Footsteps Around the World Finale
On Wednesday 5th December, years 3 and 4 were treated to a Didgeridoo Workshop, where they learned about traditional Australian culture, as a finale to our topic ‘Footsteps Around the World’.
The day started with a KS2 assembly where Jonathan Cope, also known as the Didgeridoo man, presented facts about Australia and played the didgeridoo for us. As well as being an instrument, the didgeridoo is used to tell stories and different animal sounds can be identified as the instrument is played. Jonathan told us that whilst he was learning to play the didgeridoo, his fame spread to Northern Australia and he has actually been adopted by an Aboriginal family who have taught him their traditions, which he now shares with children in schools. The children were very impressed with his skills.

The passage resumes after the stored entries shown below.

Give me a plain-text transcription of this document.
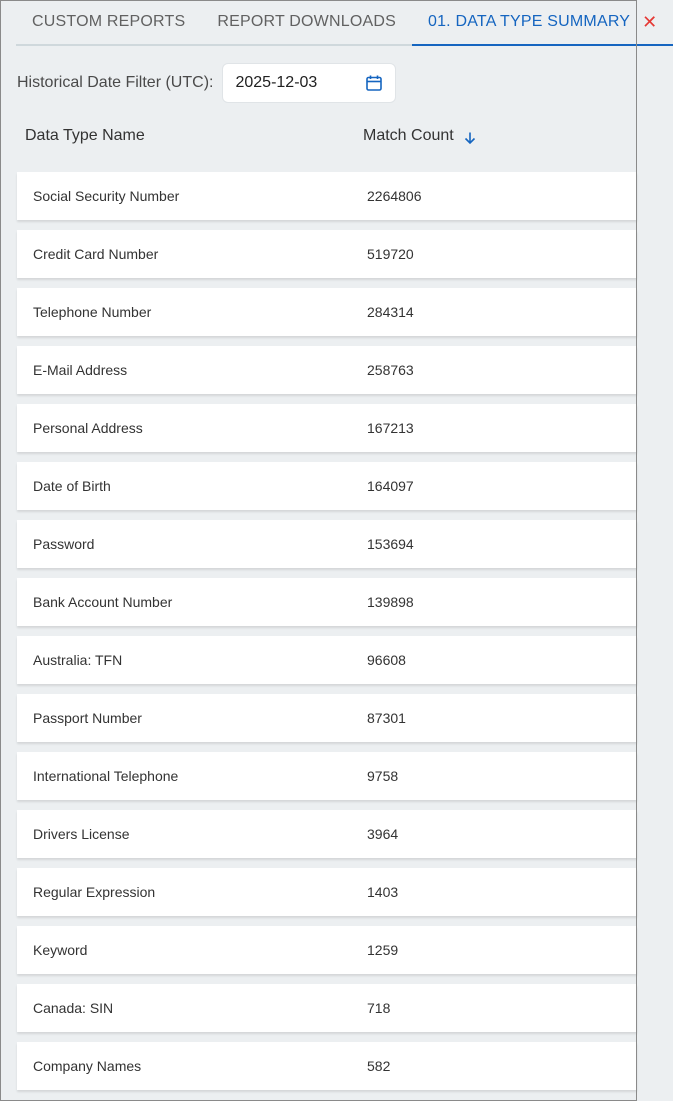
CUSTOM REPORTS REPORT DOWNLOADS 01. DATA TYPE SUMMARY ✕
Historical Date Filter (UTC): 2025-12-03
Data Type Name	Match Count
Social Security Number	2264806
Credit Card Number	519720
Telephone Number	284314
E-Mail Address	258763
Personal Address	167213
Date of Birth	164097
Password	153694
Bank Account Number	139898
Australia: TFN	96608
Passport Number	87301
International Telephone	9758
Drivers License	3964
Regular Expression	1403
Keyword	1259
Canada: SIN	718
Company Names	582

After the assembly, the workshop for year 4 started with a review of Aboriginal artefacts. The children learned how a boomerang works, that a tundrum (a wooden stick swung around on a stick) is used to scare away spirits, a whistle on a string attracts birds so they can be caught for food and that message sticks were used to communicate between the tribe. We ended the first session by learning a dance where the children had to identify various animals which had been created on the didgeridoo. As you can see from the photos, they particularly enjoyed this element of the day.

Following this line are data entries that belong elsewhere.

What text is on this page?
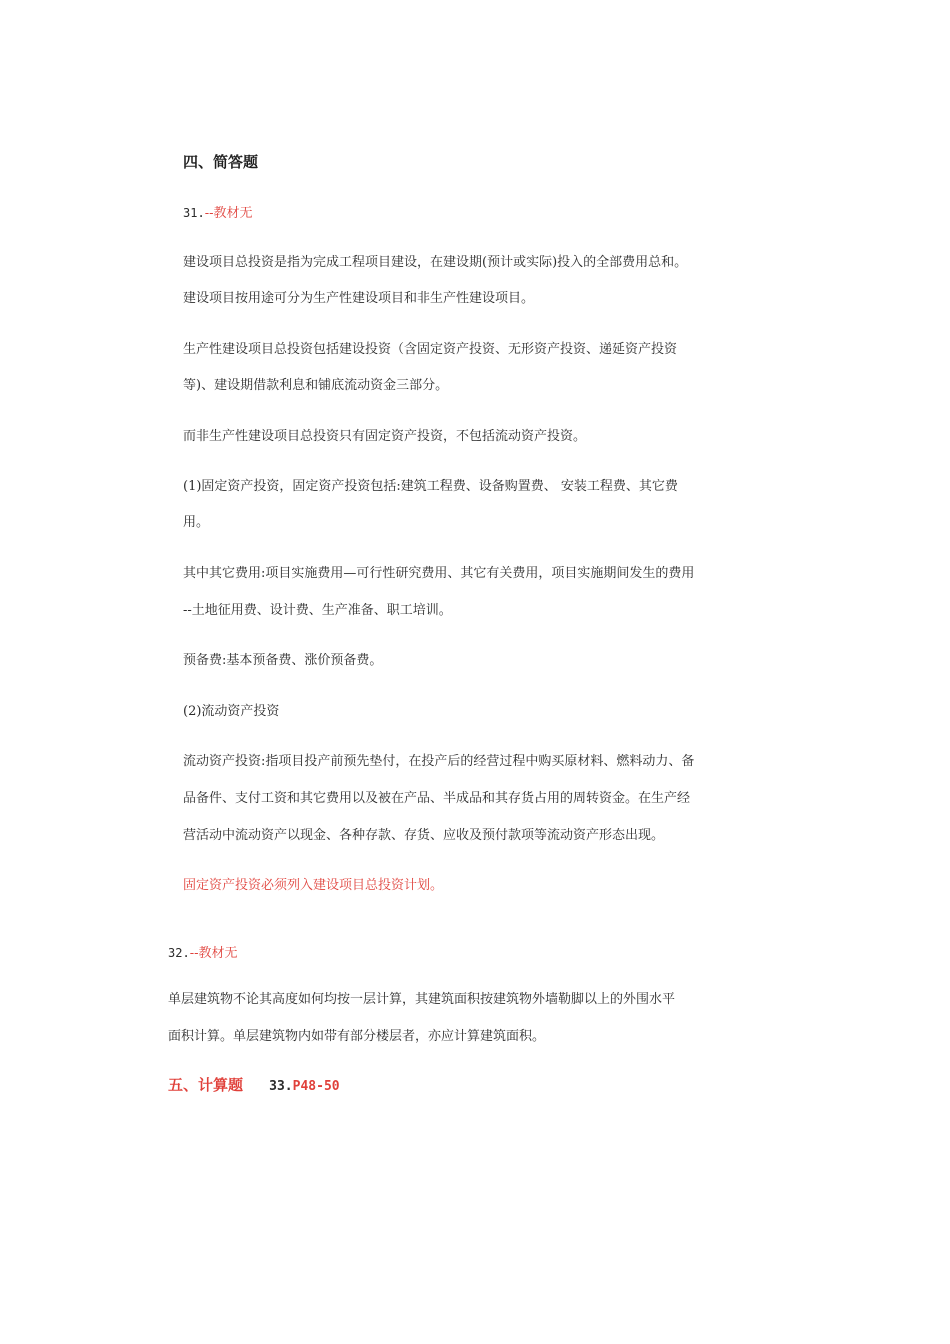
四、简答题

31.--教材无

建设项目总投资是指为完成工程项目建设，在建设期(预计或实际)投入的全部费用总和。

建设项目按用途可分为生产性建设项目和非生产性建设项目。

生产性建设项目总投资包括建设投资（含固定资产投资、无形资产投资、递延资产投资

等)、建设期借款利息和铺底流动资金三部分。

而非生产性建设项目总投资只有固定资产投资，不包括流动资产投资。

(1)固定资产投资，固定资产投资包括:建筑工程费、设备购置费、 安装工程费、其它费

用。

其中其它费用:项目实施费用—可行性研究费用、其它有关费用，项目实施期间发生的费用

--土地征用费、设计费、生产准备、职工培训。

预备费:基本预备费、涨价预备费。

(2)流动资产投资

流动资产投资:指项目投产前预先垫付，在投产后的经营过程中购买原材料、燃料动力、备

品备件、支付工资和其它费用以及被在产品、半成品和其存货占用的周转资金。在生产经

营活动中流动资产以现金、各种存款、存货、应收及预付款项等流动资产形态出现。

固定资产投资必须列入建设项目总投资计划。

32.--教材无

单层建筑物不论其高度如何均按一层计算，其建筑面积按建筑物外墙勒脚以上的外围水平

面积计算。单层建筑物内如带有部分楼层者，亦应计算建筑面积。

五、计算题 33.P48-50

Later on we looked at the different animals they have in Australia, many of which are highly poisonous, but show this by displaying their bright colours as a warning. Interestingly, the first slide was of some camels, which, although not indigenous to Australia, have expanded in numbers. So much so, that the Australians now well them to their traditional homelands of Saudi Arabia and other desert countries!
We ended the morning session by trying to play the didgeridoo, which involves blowing through the lips, which need to vibrate, and learning to breathe in through the nose and out through the mouth to keep a continuous sound. Quite difficult, but most of the children managed to create a tune!
In the afternoon we learned some of the traditional aboriginal sign language and looked at their dot paintings. We chose different designs and then painted our own didgeridoo.